This morning, as soon as I woke up, I started thinking about politics, and about the economy. I think I had been dreaming about them.
On the way to the store this morning to pick up the Sunday paper, I was thinking about how we've come to expect that politicians are going to lie to us. We expect that there will be differences of honest opinion, yes, but we expect that they're going to flat-out lie, too. Its usually okay if its our side doing it, and its usually reprehensible and vile if the other side does it.
When I was leaving the store, I passed two old men who work there doing odd jobs -- bagging, retrieving carts, and so forth. One was saying to the other 'Well, when I was laid off, they were laying off a whole bunch of people..."

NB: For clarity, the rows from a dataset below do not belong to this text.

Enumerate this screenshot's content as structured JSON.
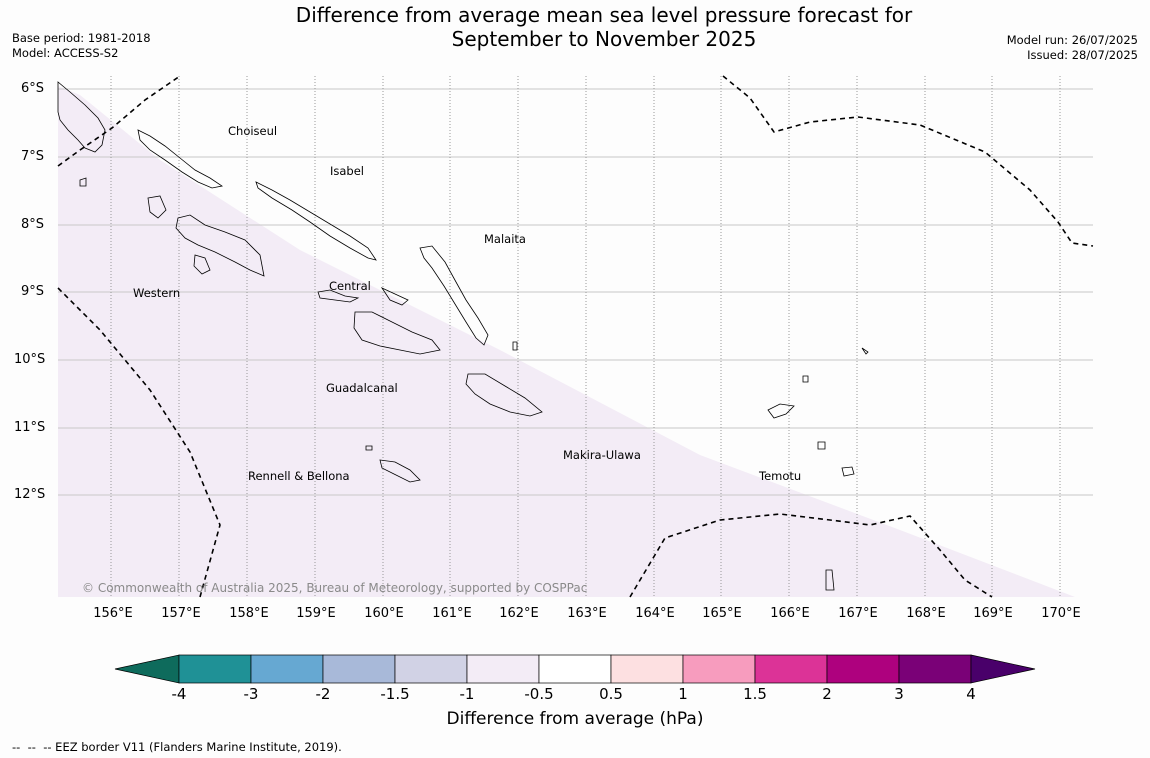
{
  "title_line1": "Difference from average mean sea level pressure forecast for",
  "title_line2": "September to November 2025",
  "base_period": "Base period: 1981-2018",
  "model": "Model: ACCESS-S2",
  "model_run": "Model run: 26/07/2025",
  "issued": "Issued: 28/07/2025",
  "lat_labels": [
    "6°S",
    "7°S",
    "8°S",
    "9°S",
    "10°S",
    "11°S",
    "12°S"
  ],
  "lon_labels": [
    "156°E",
    "157°E",
    "158°E",
    "159°E",
    "160°E",
    "161°E",
    "162°E",
    "163°E",
    "164°E",
    "165°E",
    "166°E",
    "167°E",
    "168°E",
    "169°E",
    "170°E"
  ],
  "places": {
    "choiseul": "Choiseul",
    "isabel": "Isabel",
    "malaita": "Malaita",
    "western": "Western",
    "central": "Central",
    "guadalcanal": "Guadalcanal",
    "makira": "Makira-Ulawa",
    "rennell": "Rennell & Bellona",
    "temotu": "Temotu"
  },
  "copyright": "© Commonwealth of Australia 2025, Bureau of Meteorology, supported by COSPPac",
  "colorbar": {
    "ticks": [
      "-4",
      "-3",
      "-2",
      "-1.5",
      "-1",
      "-0.5",
      "0.5",
      "1",
      "1.5",
      "2",
      "3",
      "4"
    ],
    "colors": {
      "below_min": "#0e6b5c",
      "b1": "#1f9196",
      "b2": "#66a8d2",
      "b3": "#a8b9d9",
      "b4": "#d1d2e5",
      "b5": "#f3ecf6",
      "b6": "#ffffff",
      "b7": "#fde0e1",
      "b8": "#f79cbe",
      "b9": "#dc3397",
      "b10": "#ae017e",
      "b11": "#7a0177",
      "above_max": "#49006a"
    },
    "label": "Difference from average (hPa)"
  },
  "footer": "--  --  -- EEZ border V11 (Flanders Marine Institute, 2019)."
}
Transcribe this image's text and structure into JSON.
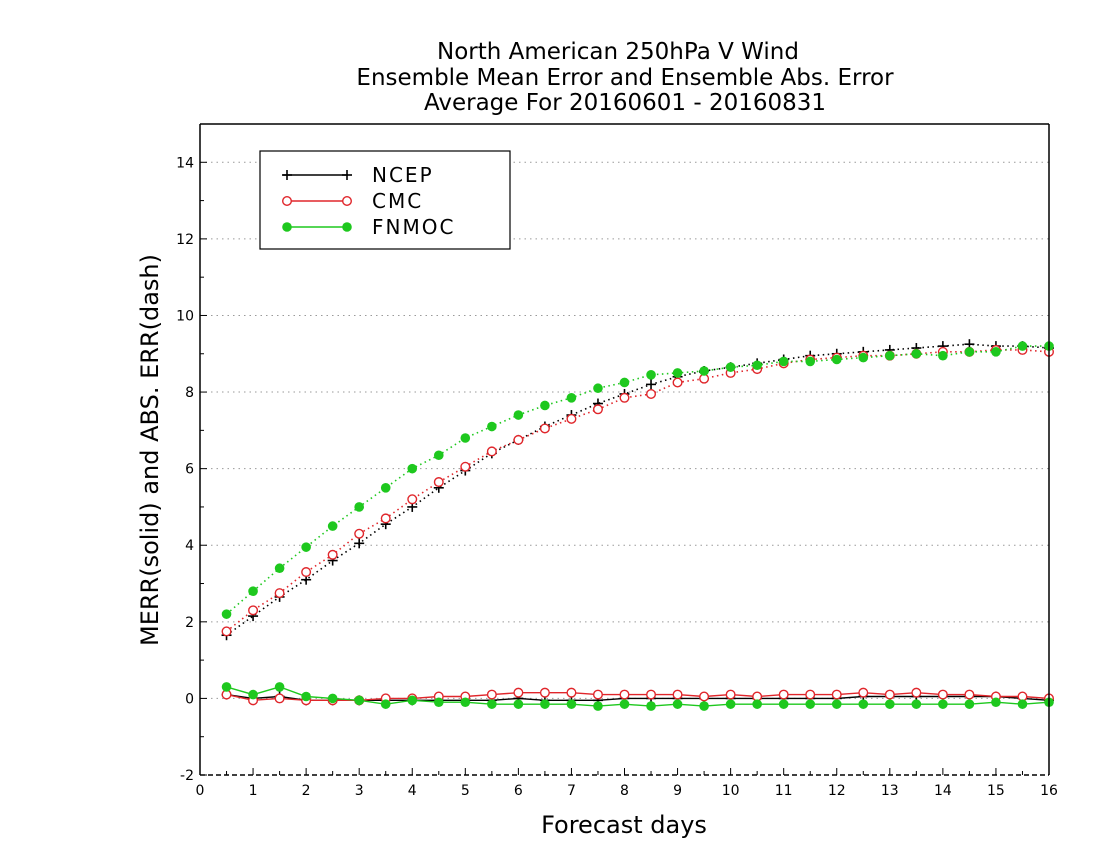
{
  "chart_data": {
    "type": "line",
    "title_lines": [
      "North American 250hPa V Wind",
      "Ensemble Mean Error and Ensemble Abs. Error",
      "Average For 20160601 - 20160831"
    ],
    "xlabel": "Forecast days",
    "ylabel": "MERR(solid) and ABS. ERR(dash)",
    "xlim": [
      0,
      16
    ],
    "ylim": [
      -2,
      15
    ],
    "xticks": [
      "0",
      "1",
      "2",
      "3",
      "4",
      "5",
      "6",
      "7",
      "8",
      "9",
      "10",
      "11",
      "12",
      "13",
      "14",
      "15",
      "16"
    ],
    "yticks": [
      "-2",
      "0",
      "2",
      "4",
      "6",
      "8",
      "10",
      "12",
      "14"
    ],
    "grid": "horizontal dotted",
    "legend_position": "top-left",
    "x": [
      0.5,
      1,
      1.5,
      2,
      2.5,
      3,
      3.5,
      4,
      4.5,
      5,
      5.5,
      6,
      6.5,
      7,
      7.5,
      8,
      8.5,
      9,
      9.5,
      10,
      10.5,
      11,
      11.5,
      12,
      12.5,
      13,
      13.5,
      14,
      14.5,
      15,
      15.5,
      16
    ],
    "series": [
      {
        "name": "NCEP",
        "color": "#000000",
        "marker": "plus",
        "abs_err": [
          1.65,
          2.15,
          2.65,
          3.1,
          3.6,
          4.05,
          4.55,
          5.0,
          5.5,
          5.95,
          6.4,
          6.75,
          7.1,
          7.4,
          7.7,
          7.95,
          8.2,
          8.4,
          8.55,
          8.65,
          8.75,
          8.85,
          8.95,
          9.0,
          9.05,
          9.1,
          9.15,
          9.2,
          9.25,
          9.2,
          9.2,
          9.15
        ],
        "mean_err": [
          0.1,
          0.0,
          0.05,
          -0.05,
          -0.05,
          -0.05,
          -0.05,
          -0.05,
          -0.05,
          -0.05,
          -0.05,
          0.0,
          -0.05,
          -0.05,
          -0.05,
          0.0,
          0.0,
          0.0,
          0.0,
          0.0,
          0.0,
          0.0,
          0.0,
          0.0,
          0.05,
          0.05,
          0.05,
          0.05,
          0.05,
          0.05,
          0.0,
          -0.05
        ]
      },
      {
        "name": "CMC",
        "color": "#e0262b",
        "marker": "open-circle",
        "abs_err": [
          1.75,
          2.3,
          2.75,
          3.3,
          3.75,
          4.3,
          4.7,
          5.2,
          5.65,
          6.05,
          6.45,
          6.75,
          7.05,
          7.3,
          7.55,
          7.85,
          7.95,
          8.25,
          8.35,
          8.5,
          8.6,
          8.75,
          8.85,
          8.9,
          8.95,
          8.95,
          9.0,
          9.05,
          9.05,
          9.1,
          9.1,
          9.05
        ],
        "mean_err": [
          0.1,
          -0.05,
          0.0,
          -0.05,
          -0.05,
          -0.05,
          0.0,
          0.0,
          0.05,
          0.05,
          0.1,
          0.15,
          0.15,
          0.15,
          0.1,
          0.1,
          0.1,
          0.1,
          0.05,
          0.1,
          0.05,
          0.1,
          0.1,
          0.1,
          0.15,
          0.1,
          0.15,
          0.1,
          0.1,
          0.05,
          0.05,
          0.0
        ]
      },
      {
        "name": "FNMOC",
        "color": "#1ec81e",
        "marker": "filled-circle",
        "abs_err": [
          2.2,
          2.8,
          3.4,
          3.95,
          4.5,
          5.0,
          5.5,
          6.0,
          6.35,
          6.8,
          7.1,
          7.4,
          7.65,
          7.85,
          8.1,
          8.25,
          8.45,
          8.5,
          8.55,
          8.65,
          8.7,
          8.8,
          8.8,
          8.85,
          8.9,
          8.95,
          9.0,
          8.95,
          9.05,
          9.05,
          9.2,
          9.2
        ],
        "mean_err": [
          0.3,
          0.1,
          0.3,
          0.05,
          0.0,
          -0.05,
          -0.15,
          -0.05,
          -0.1,
          -0.1,
          -0.15,
          -0.15,
          -0.15,
          -0.15,
          -0.2,
          -0.15,
          -0.2,
          -0.15,
          -0.2,
          -0.15,
          -0.15,
          -0.15,
          -0.15,
          -0.15,
          -0.15,
          -0.15,
          -0.15,
          -0.15,
          -0.15,
          -0.1,
          -0.15,
          -0.1
        ]
      }
    ]
  }
}
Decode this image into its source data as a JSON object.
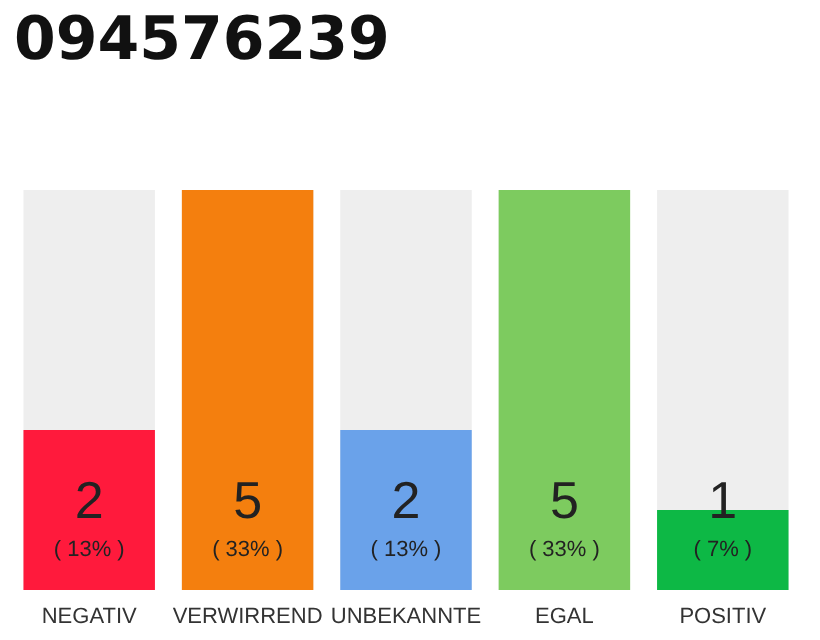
{
  "chart_data": {
    "type": "bar",
    "title": "094576239",
    "categories": [
      "NEGATIV",
      "VERWIRREND",
      "UNBEKANNTE",
      "EGAL",
      "POSITIV"
    ],
    "values": [
      2,
      5,
      2,
      5,
      1
    ],
    "colors": [
      "#ff1a3c",
      "#f47f0e",
      "#6aa2ea",
      "#7dcb5f",
      "#0db845"
    ],
    "value_labels": [
      "2\n( 13% )",
      "5\n( 33% )",
      "2\n( 13% )",
      "5\n( 33% )",
      "1\n( 7% )"
    ],
    "ylim": [
      0,
      5
    ],
    "tick_labels": "x"
  }
}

At home, I thought that I haven't been doing much reading lately, so I picked up the copy of Bob Schieffer's America that I'd gotten from the library, and read about the Clinton push to reform campaign financing - but they wouldn't unilaterally do the right thing; they said they'd do it only if the other side did. I felt a little glow of pleasure about Obama's saying that the Democrats would not take lobbyist funds, and then I thought that he's not perfect, either - just a little bit better. I thought of how hard that must have been, turning down money - and then I thought about how he turned down federal money, too, breaking his word in the process, and opening the door to getting staggering amounts from other sources. I tried not to think about how much of those staggering amounts really is from lobbyists, just cunningly rerouted, and instead thought about how one person doing the right thing -- even if its not that right, compared to the way it ought to be -- can make a difference.
I wondered if we will turn over a country to our children who will look back at our time and think 'how simple it was, then'.
Incidentally, the book is pretty good.